The photo on the front of yesterday's RugbyHerald struck a chord for followers of rugby with a Star Wars fetish. One correspondent pointed out the similarity to a scene from The Empire Strikes Back. In one of the photos above, an eager young apprentice Jedi is instructed by his 900-year-old master in how to overthrow an unjust, evil empire. The other photo shows Luke Skywalker and Yoda. "Hey boss, how can we beat the Bokke in the semifinal?" "Hmmm. Win the breakdown, you must ..."
Zac Guildford's boozing got us wondering about an all-time All Blacks partying XV. These are the players whose drinking caught the eye of the public - and the Hawkes Bay Head-Case didn't even make the cut. Here's the best we could come up with:
All Blacks Party XV
15. Mils Muliana
14. Doug Howlett
13. Ron Rangi
12. Tana Umaga
11. Stu Wilson
10. Andrew Mehrtens
8. Jerry Collins
7. Xavier Rush
6. Jerome Kaino
5. Troy Flavell
4. Keith Robinson
3. Keith Murdoch
2. Norm Hewitt
1. Bruce McLeod
If we missed someone out, drop us a line at email@example.com and we'll update the selection.
Yesterday's Herald story on the 10 hottest studs of the World Cup failed to include Dan Carter or the Romanian front rowers. Carter won't mind; he and fellow hunk Richard Kahui are famously modest about their good looks.
Over in the world of soccer, the players are less encumbered by modesty. Here's Cristiano Ronaldo explaining why some people don't like him: "I think that because I am rich, handsome and a great player, people are envious of me. I don't have any other explanation." Yep, that's what it'll be, mate.
What World Cup?
A Kiwi on holiday in Oz was discussing rugby with some locals. One said: "The World Cup's on soon isn't it? Are there any games in New Zealand?"
Public Nana No1
Our friends at nzherald.co.nz ran a poll gauging the public feeling towards Quade Cooper - aka Public Enemy No1 - and the support he received from his nana.
Donald Wright had the best idea for bringing an end to the clash between the McCaw and Cooper clans: "I think Nanny Cooper and Nanny McCaw should settle it in the mud-wrestling ring."
Over at thenewtasman.com, public relations fiddler Phil Quin has concocted a possible press briefing from the Minister of Bad Manners.
Here it is: "I would like to extend my heartfelt apologies to the members of the Australian Rugby Union contingent for my behaviour at the corporate facilities at North Harbour Stadium during the Wallabies' frankly unconvincing win against Italy.
"My conduct was unbecoming a government minister, let alone one charged with the duty of hosting overseas guests even if those overseas guests happen to be Australian.
"The barrage of abuse I hurled against not only the playing fifteen, but the very character of Australia and Australians - while at times hilarious and often technically accurate - was not acceptable, and for that I sincerely apologise.
"'Cheating convict scum' is not an expression I should have used.
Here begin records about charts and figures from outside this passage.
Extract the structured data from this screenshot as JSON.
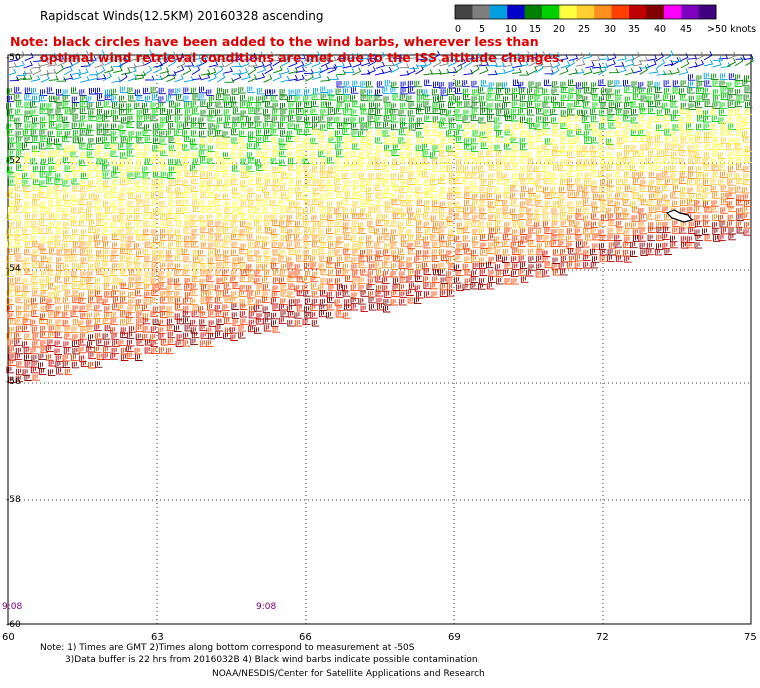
{
  "title": "Rapidscat Winds(12.5KM) 20160328 ascending",
  "note_line1": "Note: black circles have been added to the wind barbs, wherever less than",
  "note_line2": "optimal wind retrieval conditions are met due to the ISS altitude changes.",
  "colors": {
    "note": "#e00000",
    "time": "#800080",
    "scale": [
      "#444444",
      "#7f7f7f",
      "#00a0e0",
      "#0000c8",
      "#008000",
      "#00d000",
      "#ffff40",
      "#ffd030",
      "#ff9020",
      "#ff4000",
      "#c00000",
      "#800000",
      "#ff00ff",
      "#8000c0",
      "#400080"
    ]
  },
  "scale": {
    "labels": [
      "0",
      "5",
      "10",
      "15",
      "20",
      "25",
      "30",
      "35",
      "40",
      "45",
      ">50 knots"
    ]
  },
  "lat_labels": [
    "-50",
    "-52",
    "-54",
    "-56",
    "-58",
    "-60"
  ],
  "lon_labels": [
    "60",
    "63",
    "66",
    "69",
    "72",
    "75"
  ],
  "time_labels": [
    "9:08",
    "9:08"
  ],
  "footer": {
    "line1": "Note: 1) Times are GMT 2)Times along bottom correspond to measurement at -50S",
    "line2": "3)Data buffer is 22 hrs from 2016032B 4) Black wind barbs indicate possible contamination",
    "line3": "NOAA/NESDIS/Center for Satellite Applications and Research"
  }
}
If I had my time over again, I would allude to Australia's past as a convict colony, along with its historical propensity to violate the rules and spirit of rugby, in a more dignified fashion.
"I have called James O'Connor - who I can confirm is absolutely not Justin Bieber's gay twin - to apologise directly. Similarly, I tweeted an apology to Quade Cooper.
"Finally, to the catering staff at the box, I would like to thank them for their encouragement and occasional applause during this unfortunate episode. I will autograph the remainder of your drink coasters today and get them sent over right away."